WASHINGTON (CN) - The Securities and Exchange Commission is asking if and how it should regulate the use of derivatives by mutual funds and other investment companies covered by the Investment Company Act.

"In 1940, when the Investment Company Act was adopted, derivatives as we now know them did not exist. The act imposes important leverage, valuation, diversification, and industry concentration requirements to help protect fund investors. However, those limitations were written with stocks and bonds in mind, not complex financial derivatives," SEC Chairman Mary Schapiro said.

The SEC has been concerned about the way mutual funds use derivatives to gain exposure to stocks, bonds and other assets without owning the assets themselves, since before the financial crisis of 2008 when many major investment firms including Lehman Brothers and Citigroup suffered unexpected losses due to their inability to appreciate the downside risk of their derivative exposure.

According to Shapiro, "the controls in place to address fund investments in traditional securities can lose their effectiveness when applied to derivatives. This is particularly the case because a relatively small investment in a derivative instrument can expose a fund to a potentially substantial gain or loss - or outsized exposure to an individual counterparty."
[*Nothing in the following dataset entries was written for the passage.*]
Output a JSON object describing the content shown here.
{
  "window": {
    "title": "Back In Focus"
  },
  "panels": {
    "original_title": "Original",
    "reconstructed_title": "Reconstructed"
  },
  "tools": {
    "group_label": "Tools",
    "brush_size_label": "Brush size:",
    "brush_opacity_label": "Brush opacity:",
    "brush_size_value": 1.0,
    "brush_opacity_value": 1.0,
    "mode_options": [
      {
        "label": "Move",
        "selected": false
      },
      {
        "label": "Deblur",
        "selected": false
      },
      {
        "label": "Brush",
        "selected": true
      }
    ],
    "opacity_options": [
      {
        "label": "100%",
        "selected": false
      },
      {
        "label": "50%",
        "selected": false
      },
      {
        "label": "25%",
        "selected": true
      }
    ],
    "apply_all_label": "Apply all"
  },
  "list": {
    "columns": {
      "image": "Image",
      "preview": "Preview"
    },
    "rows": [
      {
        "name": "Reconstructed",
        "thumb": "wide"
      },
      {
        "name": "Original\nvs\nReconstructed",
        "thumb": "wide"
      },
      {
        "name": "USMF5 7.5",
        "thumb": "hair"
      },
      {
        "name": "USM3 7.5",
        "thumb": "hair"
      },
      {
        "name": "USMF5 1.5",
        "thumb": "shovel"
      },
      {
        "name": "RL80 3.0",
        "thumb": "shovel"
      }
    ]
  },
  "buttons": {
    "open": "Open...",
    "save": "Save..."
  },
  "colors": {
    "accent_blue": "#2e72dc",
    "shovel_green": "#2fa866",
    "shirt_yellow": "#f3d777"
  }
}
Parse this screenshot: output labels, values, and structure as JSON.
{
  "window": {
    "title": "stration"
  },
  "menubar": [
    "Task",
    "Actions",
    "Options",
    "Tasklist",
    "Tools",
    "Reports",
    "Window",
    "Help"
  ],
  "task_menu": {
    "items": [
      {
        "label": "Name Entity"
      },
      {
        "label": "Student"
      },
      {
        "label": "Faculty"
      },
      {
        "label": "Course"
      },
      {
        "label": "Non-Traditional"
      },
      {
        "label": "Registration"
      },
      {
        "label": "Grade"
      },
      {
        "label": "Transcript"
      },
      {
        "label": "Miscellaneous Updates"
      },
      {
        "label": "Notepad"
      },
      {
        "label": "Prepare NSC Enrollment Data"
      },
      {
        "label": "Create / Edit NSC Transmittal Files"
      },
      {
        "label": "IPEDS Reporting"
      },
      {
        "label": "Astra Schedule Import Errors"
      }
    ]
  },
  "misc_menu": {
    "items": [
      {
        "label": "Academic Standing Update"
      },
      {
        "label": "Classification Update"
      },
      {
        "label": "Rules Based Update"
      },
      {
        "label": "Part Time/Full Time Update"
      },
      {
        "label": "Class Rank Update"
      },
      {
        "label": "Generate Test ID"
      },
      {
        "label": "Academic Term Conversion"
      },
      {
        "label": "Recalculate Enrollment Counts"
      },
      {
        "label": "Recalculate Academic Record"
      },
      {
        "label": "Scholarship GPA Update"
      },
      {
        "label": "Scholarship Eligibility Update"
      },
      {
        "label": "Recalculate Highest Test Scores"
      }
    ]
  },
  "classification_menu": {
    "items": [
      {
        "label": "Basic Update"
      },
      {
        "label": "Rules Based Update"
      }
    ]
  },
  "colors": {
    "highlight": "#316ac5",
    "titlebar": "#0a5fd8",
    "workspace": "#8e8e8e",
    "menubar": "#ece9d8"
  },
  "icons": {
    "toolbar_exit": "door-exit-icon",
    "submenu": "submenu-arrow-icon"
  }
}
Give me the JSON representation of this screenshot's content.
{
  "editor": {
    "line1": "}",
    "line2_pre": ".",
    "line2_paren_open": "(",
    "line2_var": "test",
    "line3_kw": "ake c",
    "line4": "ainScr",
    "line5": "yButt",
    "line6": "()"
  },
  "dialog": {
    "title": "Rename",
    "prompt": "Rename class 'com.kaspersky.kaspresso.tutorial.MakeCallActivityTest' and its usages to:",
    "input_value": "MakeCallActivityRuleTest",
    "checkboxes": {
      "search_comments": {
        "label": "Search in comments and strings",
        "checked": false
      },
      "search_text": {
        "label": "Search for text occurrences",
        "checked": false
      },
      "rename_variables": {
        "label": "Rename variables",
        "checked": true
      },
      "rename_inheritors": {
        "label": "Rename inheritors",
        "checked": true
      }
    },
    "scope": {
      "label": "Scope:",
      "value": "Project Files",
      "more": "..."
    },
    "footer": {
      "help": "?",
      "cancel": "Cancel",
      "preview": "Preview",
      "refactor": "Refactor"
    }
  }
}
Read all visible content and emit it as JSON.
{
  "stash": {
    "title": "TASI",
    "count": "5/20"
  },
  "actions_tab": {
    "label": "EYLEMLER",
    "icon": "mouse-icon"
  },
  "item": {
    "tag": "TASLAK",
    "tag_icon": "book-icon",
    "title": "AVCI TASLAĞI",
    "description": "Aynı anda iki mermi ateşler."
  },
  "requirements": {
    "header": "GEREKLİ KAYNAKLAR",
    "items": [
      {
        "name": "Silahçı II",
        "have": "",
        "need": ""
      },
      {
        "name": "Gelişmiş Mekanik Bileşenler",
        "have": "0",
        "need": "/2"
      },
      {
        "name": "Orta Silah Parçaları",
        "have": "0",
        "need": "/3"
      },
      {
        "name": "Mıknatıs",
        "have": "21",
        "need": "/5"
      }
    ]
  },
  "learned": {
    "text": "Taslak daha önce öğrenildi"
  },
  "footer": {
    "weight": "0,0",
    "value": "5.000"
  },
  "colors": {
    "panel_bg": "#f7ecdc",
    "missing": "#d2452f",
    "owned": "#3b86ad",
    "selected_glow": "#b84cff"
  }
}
The SEC is using a concept release - a document that outlines the SEC's areas of concern on a topic - to focus public input on the issue.

Generally, the concept release asks for information on how different types of funds use various types of derivatives, and the benefits, risks and costs of using derivatives.

Specifically, the SEC wants to know if there are substantive differences between owning an asset and owning a derivative that bets on the performance of that asset and, if there are differences, how to account for them under the limitations imposed by the act.

For instance, the act requires mutual funds to abide by their company and industry diversification policies as stated on their SEC registrations, but the funds do not have to include derivatives based on specific companies or industries against their diversification policies.

Given the recent mistakes in assessing the value of derivatives in investment company portfolios, the SEC is also interested in public comments on how such valuations should be done.

On a related question, since derivatives are mostly used to leverage a fund's market exposure and are therefore similar to debt, the SEC to wants to know how to measure a fund's leverage against debt limitations imposed by the act.

The SEC has issued two additional concept releases focusing on what is - and what is not - an "investment company" as that term is defined under the act.

Currently, real estate investment trusts and asset-backed securities issuers are exempt from the act's limitations if they were rated by a credit rating agency recognized by the SEC.

However, the Dodd-Frank Wall Street Reform and Consumer Protection Act forbids the SEC from using ratings from these agencies when determining if an issuer is exempt under the Investment Company Act.

After the SEC's solicitation for public comments is published in the federal register, the public will have 60 days to respond.